In 1935 Paterson represented New Zealand at a conference associated with the League of Nations held in Geneva.

She was dedicated to working for the welfare of children. Her obituary recorded that 'her wise and sympathetic handling of many of the problems of childhood earned her the esteem and affection of many generations of school children and their parents, as well as the confidence of the educational authorities'.

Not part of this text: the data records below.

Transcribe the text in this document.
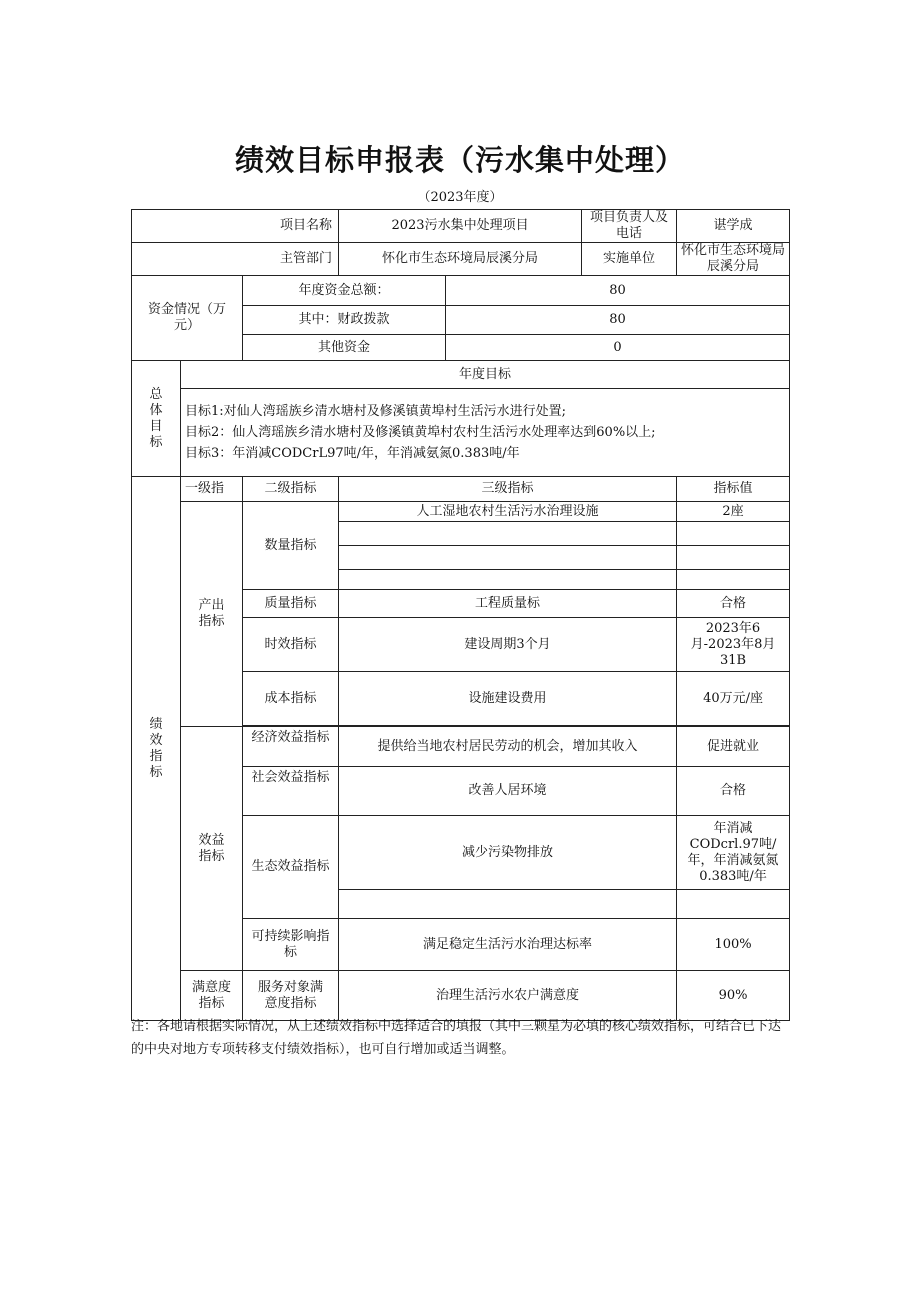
绩效目标申报表（污水集中处理）
（2023年度）
项目名称			2023污水集中处理项目		项目负责人及电话	谌学成
主管部门			怀化市生态环境局辰溪分局		实施单位	怀化市生态环境局辰溪分局
资金情况（万元）		年度资金总额：		80		
		其中：财政拨款		80		
		其他资金		0		
总体目标	年度目标					

	目标1:对仙人湾瑶族乡清水塘村及修溪镇黄埠村生活污水进行处置;
目标2：仙人湾瑶族乡清水塘村及修溪镇黄埠村农村生活污水处理率达到60%以上;
目标3：年消减CODCrL97吨/年，年消减氨氮0.383吨/年					

绩效指标	一级指	二级指标	三级指标			指标值
	产出指标	数量指标	人工湿地农村生活污水治理设施			2座

		质量指标	工程质量标			合格
		时效指标	建设周期3个月			2023年6月-2023年8月31B
		成本指标	设施建设费用			40万元/座

	效益指标	经济效益指标	提供给当地农村居民劳动的机会，增加其收入			促进就业
		社会效益指标	改善人居环境			合格
		生态效益指标	减少污染物排放			年消减CODcrl.97吨/年，年消减氨氮0.383吨/年

		可持续影响指标	满足稳定生活污水治理达标率			100%
	满意度指标	服务对象满意度指标	治理生活污水农户满意度			90%
注：各地请根据实际情况，从上述绩效指标中选择适合的填报（其中三颗星为必填的核心绩效指标，可结合已下达的中央对地方专项转移支付绩效指标），也可自行增加或适当调整。
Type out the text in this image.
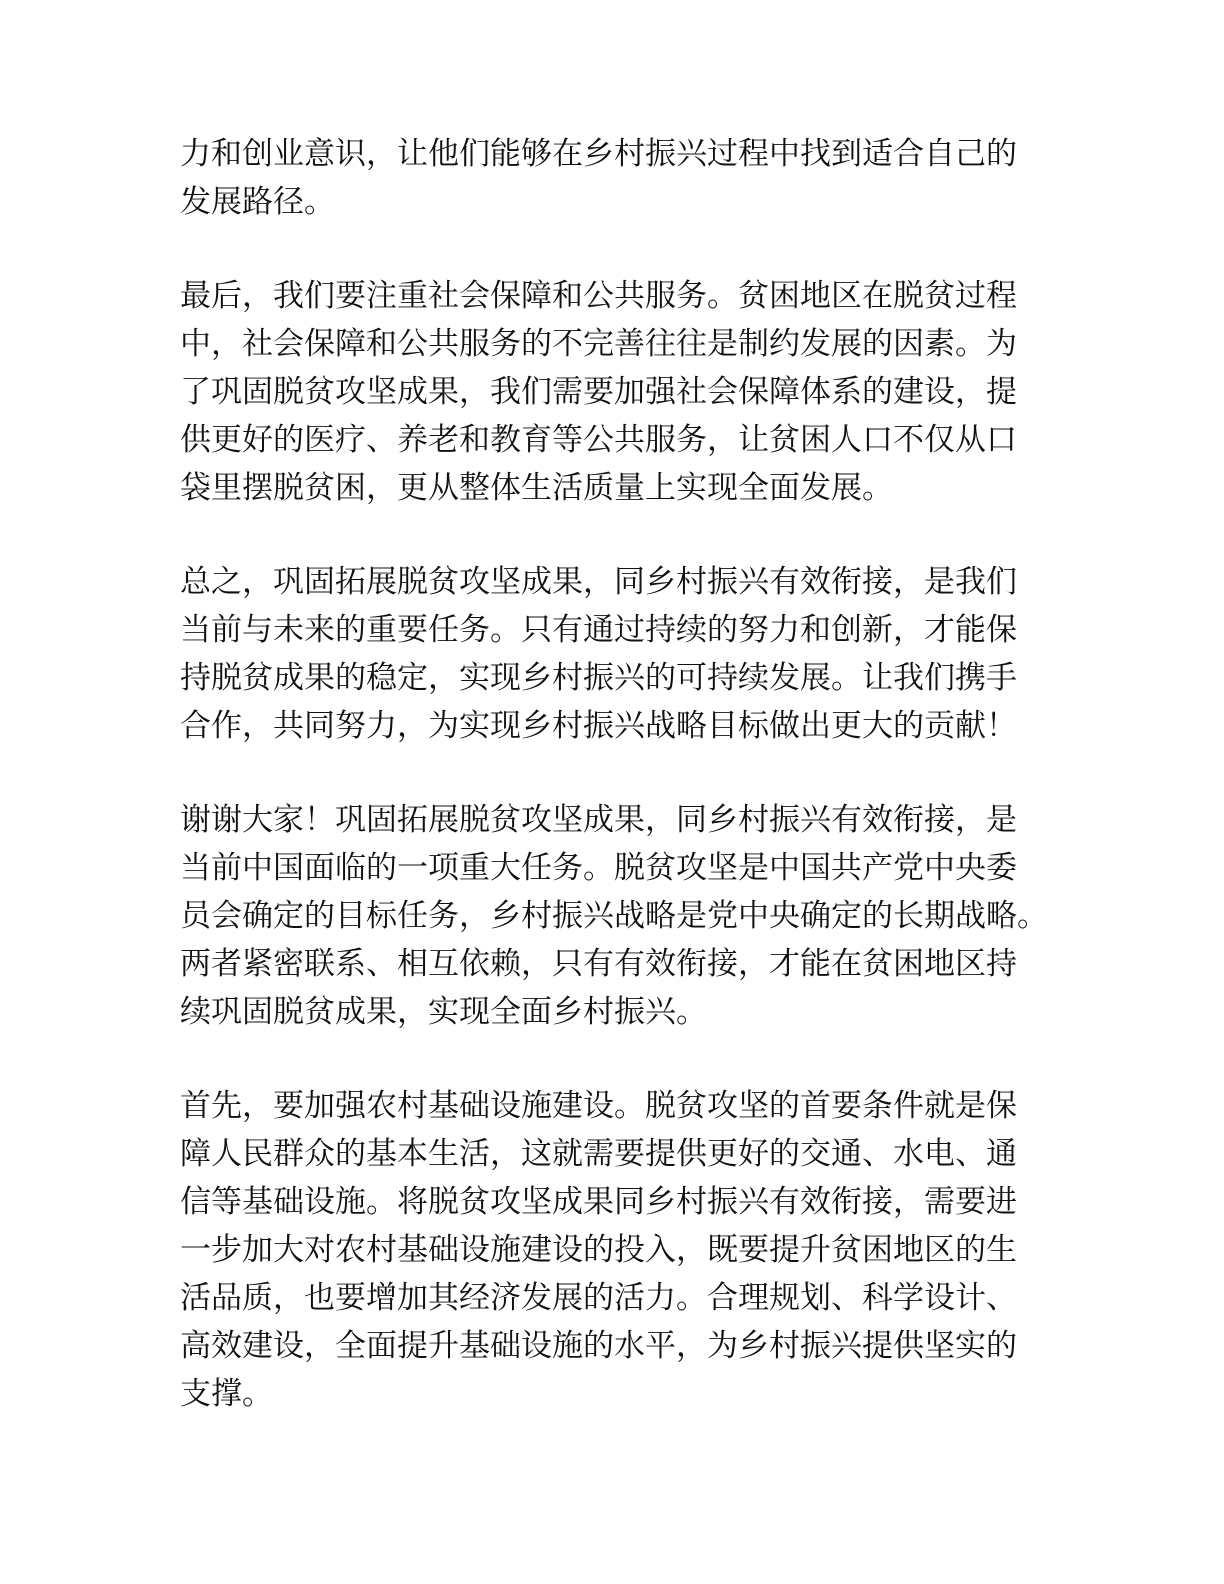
力和创业意识，让他们能够在乡村振兴过程中找到适合自己的
发展路径。
最后，我们要注重社会保障和公共服务。贫困地区在脱贫过程
中，社会保障和公共服务的不完善往往是制约发展的因素。为
了巩固脱贫攻坚成果，我们需要加强社会保障体系的建设，提
供更好的医疗、养老和教育等公共服务，让贫困人口不仅从口
袋里摆脱贫困，更从整体生活质量上实现全面发展。
总之，巩固拓展脱贫攻坚成果，同乡村振兴有效衔接，是我们
当前与未来的重要任务。只有通过持续的努力和创新，才能保
持脱贫成果的稳定，实现乡村振兴的可持续发展。让我们携手
合作，共同努力，为实现乡村振兴战略目标做出更大的贡献！
谢谢大家！巩固拓展脱贫攻坚成果，同乡村振兴有效衔接，是
当前中国面临的一项重大任务。脱贫攻坚是中国共产党中央委
员会确定的目标任务，乡村振兴战略是党中央确定的长期战略。
两者紧密联系、相互依赖，只有有效衔接，才能在贫困地区持
续巩固脱贫成果，实现全面乡村振兴。
首先，要加强农村基础设施建设。脱贫攻坚的首要条件就是保
障人民群众的基本生活，这就需要提供更好的交通、水电、通
信等基础设施。将脱贫攻坚成果同乡村振兴有效衔接，需要进
一步加大对农村基础设施建设的投入，既要提升贫困地区的生
活品质，也要增加其经济发展的活力。合理规划、科学设计、
高效建设，全面提升基础设施的水平，为乡村振兴提供坚实的
支撑。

== Community activities ==
Paterson was the first chairperson of the Wellington District Children's Health Camp Association and was influential in the running of the Ōtaki Children's Health Camp. She was also involved with the kindergarten movement. She was a member of the New Zealand Women's University Federation and served on that organisation's committee.

== Death and funeral ==
Paterson was diagnosed with cancer in 1936 and underwent a mastectomy but died on 26 August 1937 in Wellington. Her funeral and cremation were held on 28 August 1937. Her pallbearers included the Minister of Health Peter Fraser, the Director General of Health Michael Watt, the Director-General, Mental Hospitals Department Dr T. Gray and the Director of Education T. N. Lambourne. Her ashes are buried at her family plot in the Northern Cemetery in Dunedin.